12 thoughts on “Genealogy is Hacking

  1. I love the way you’ve expressed this obsession of ours to get to the bottom of the problem, make discoveries, and “crack the safe”. We may each approach it slightly differently but we acquire new skills and apply them, whether we use tech tools or not. I like that acquiring genie-tech helps keep me rooted in the 21st century’s challenges.

    • Thanks so much! 🙂

      And you make a good point when you say “whether we use tech tools or not” — while genie-tech keeps us rooted in the 21st c., ironically some of our best discoveries come when we leave all the technology behind and dig in the corners where digitization hasn’t hit yet.

  2. I don’t drink, do drugs, or run until I get that “high” I’ve heard about. But I do try to do genealogy or/and family history, and I do get what I think is a ‘buzz’ when I am able to find something that seems to be new to the world. I think part of the thrill is just acknowledging that I’ve done it, but definitely most of the thrill is in filling in another blank spot in the puzzle of my ancestors. I am very low tech but I am still doing a lot more, and finding a lot more, than I’d ever dreamed possible.

    • Thanks so much for for your comment! I love how you phrase it — when you “find something that seems to be new to the world.” That’s the best buzz, isn’t it, that utter shock and disbelief that (a) you did it!, and (b) does anyone else even know this amazing/crazy thing you uncovered?!

      And don’t apologize for being low tech — my best discoveries BY FAR are the ones I made using the lowest tech means. 🙂

  3. Great piece. In the beginning you wrote of “some grumbling amongst the techier attendees about the relative dearth of technical sessions this year “. This got me thinking. Technology becomes part of everyday life so does not require “sessions” to teach us about it. Imaging going to a session on how to use a photocopier or send a fax. Just would not happen now days. But these are things we learnt or read up the instructions on. What is better about technology today is that many developers try to make it so much more user friendly so that we do not even need lessons or instructions.
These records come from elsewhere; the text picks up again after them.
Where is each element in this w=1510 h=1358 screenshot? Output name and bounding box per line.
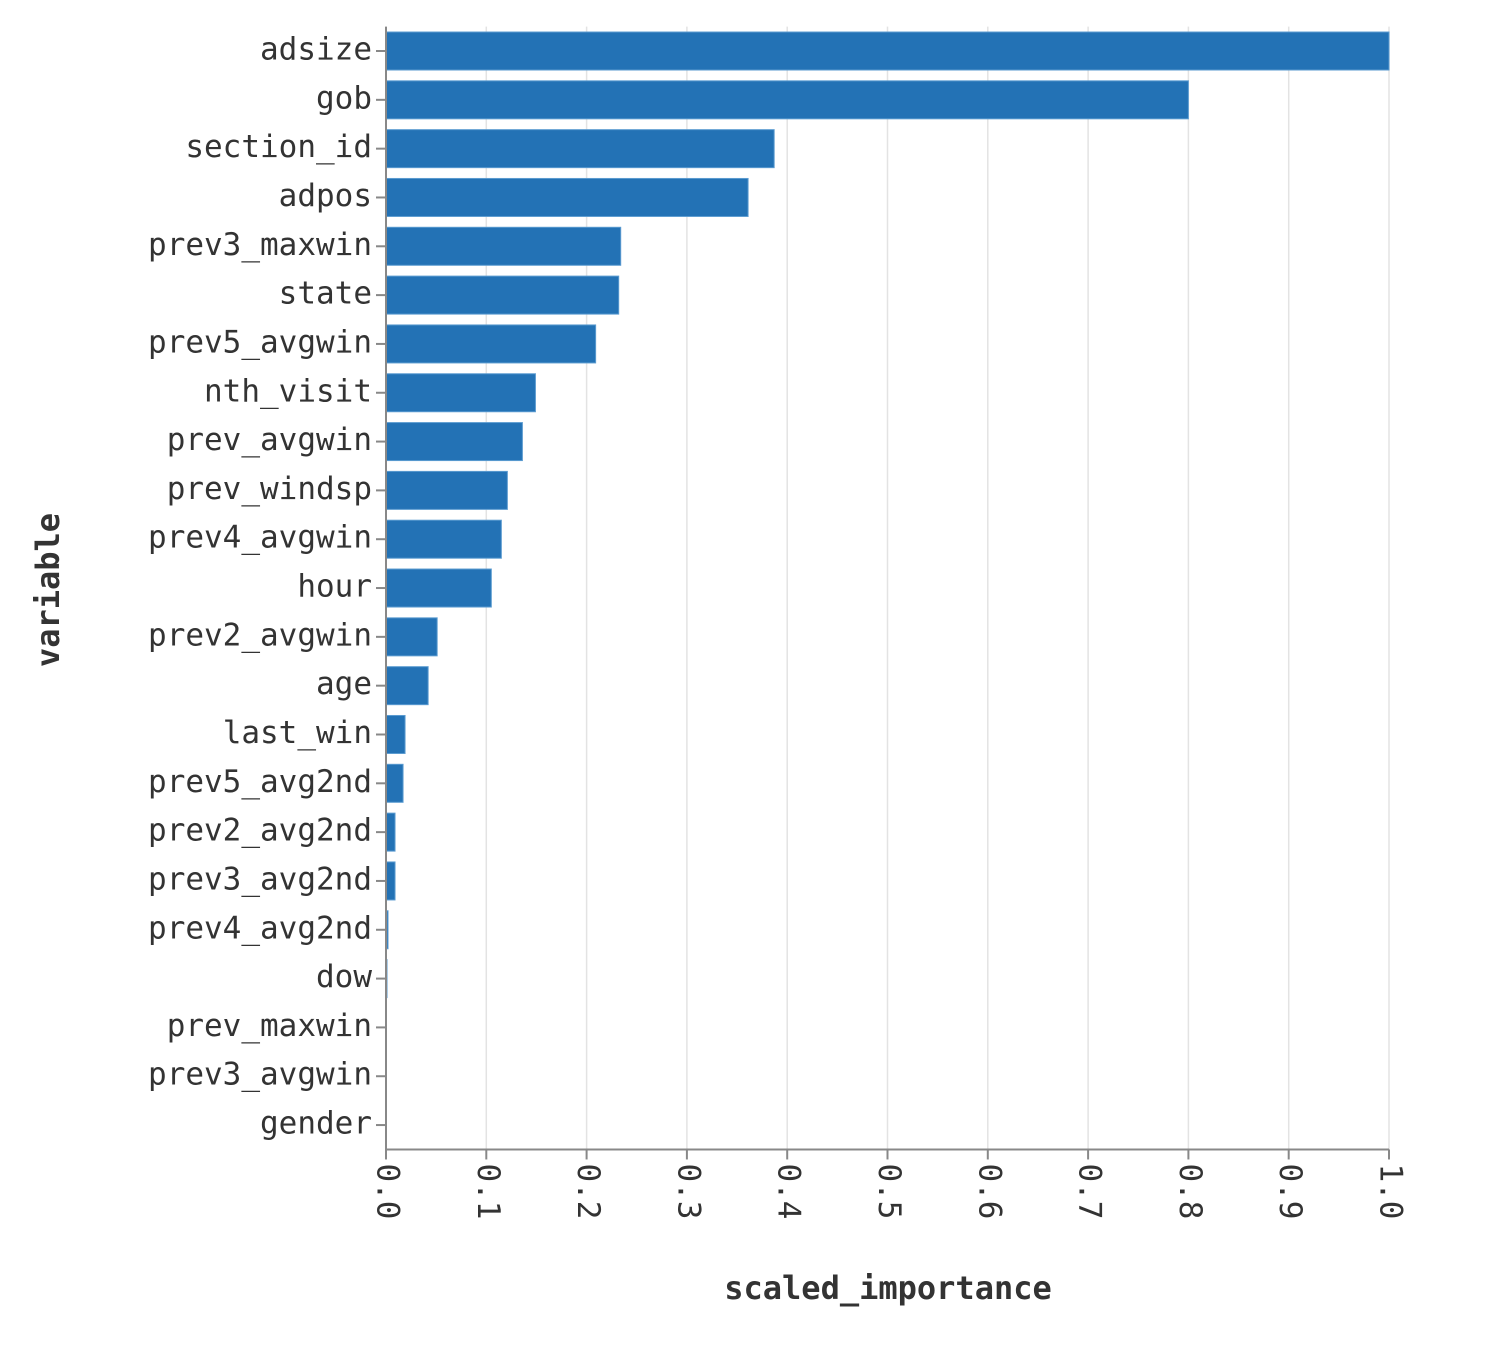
x-tick-label: 0.0 <box>370 1163 406 1219</box>
bar <box>385 275 620 315</box>
y-tick-label: last_win <box>223 715 372 751</box>
y-tick-label: nth_visit <box>204 373 372 409</box>
bar <box>385 763 404 803</box>
bar <box>385 226 622 266</box>
y-tick-label: prev3_avg2nd <box>148 861 372 897</box>
y-tick-label: adpos <box>279 178 372 214</box>
y-tick-label: hour <box>297 569 372 605</box>
bar <box>385 31 1390 71</box>
bar <box>385 812 396 852</box>
x-tick-label: 0.9 <box>1272 1163 1308 1219</box>
y-tick-label: prev4_avgwin <box>148 520 372 556</box>
y-tick-label: prev2_avg2nd <box>148 813 372 849</box>
bar <box>385 666 429 706</box>
x-tick-label: 0.4 <box>771 1163 807 1219</box>
bar <box>385 422 523 462</box>
y-tick-label: prev3_avgwin <box>148 1057 372 1093</box>
bar <box>385 617 438 657</box>
y-tick-label: dow <box>316 959 372 995</box>
y-tick-label: prev4_avg2nd <box>148 910 372 946</box>
y-tick-label: prev_windsp <box>167 471 372 507</box>
y-tick-label: section_id <box>185 129 372 165</box>
x-tick-label: 0.7 <box>1072 1163 1108 1219</box>
x-tick-label: 0.8 <box>1172 1163 1208 1219</box>
bar <box>385 861 396 901</box>
x-tick-label: 0.3 <box>670 1163 706 1219</box>
x-tick-label: 1.0 <box>1373 1163 1409 1219</box>
y-tick-label: prev5_avg2nd <box>148 764 372 800</box>
y-tick-label: prev_avgwin <box>167 422 372 458</box>
y-tick-label: prev5_avgwin <box>148 324 372 360</box>
bar <box>385 470 508 510</box>
x-tick-label: 0.2 <box>570 1163 606 1219</box>
x-tick-label: 0.5 <box>871 1163 907 1219</box>
y-tick-label: gender <box>260 1106 372 1142</box>
y-tick-label: prev2_avgwin <box>148 617 372 653</box>
x-tick-label: 0.1 <box>470 1163 506 1219</box>
bar <box>385 714 406 754</box>
bar <box>385 129 775 169</box>
bar <box>385 177 749 217</box>
bar <box>385 80 1189 120</box>
bar <box>385 324 597 364</box>
y-axis-title: variable <box>29 513 67 667</box>
y-tick-label: prev_maxwin <box>167 1008 372 1044</box>
y-tick-label: age <box>316 666 372 702</box>
x-tick-label: 0.6 <box>971 1163 1007 1219</box>
x-axis-title: scaled_importance <box>724 1269 1052 1307</box>
y-tick-label: prev3_maxwin <box>148 227 372 263</box>
y-tick-label: gob <box>316 80 372 116</box>
bar <box>385 519 502 559</box>
y-tick-label: state <box>279 276 372 312</box>
bar <box>385 568 492 608</box>
y-tick-label: adsize <box>260 32 372 68</box>
bar <box>385 373 536 413</box>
Technology will always be advancing and integrating in our lives even when we are not conscious of it happening. Fran

    • Thoughtful comment, Fran! You make a great point from the perspective of a consumer.

      From the perspective of the developers, there used to be sessions about the underlying technical infrastructure — software, databases, data specifications, transfer protocols — that genealogy developers must master to deliver products to consumers. A lot goes into making genealogy products as user-friendly as you describe! 🙂 I believe that is what the techier folks are missing from RootsTech.

      • Yes when the audience is from a variety of backgrounds and needs it can be difficult cater to all of their requirements. Being to diversified with content can also create problems in that there is then not enough “good stuff” for an individual to warrant their attendance. I think that Rootstech does well catering to many needs as shown by the numbers that attend.

        • Yes, totally! Hopefully other conferences can fill whatever voids left by RootsTechs’ shift, since they’re clearly onto a winning formula! BYU’s long-established Family History Technology Workshop is one possibility. The brand-new Gaenovium is another.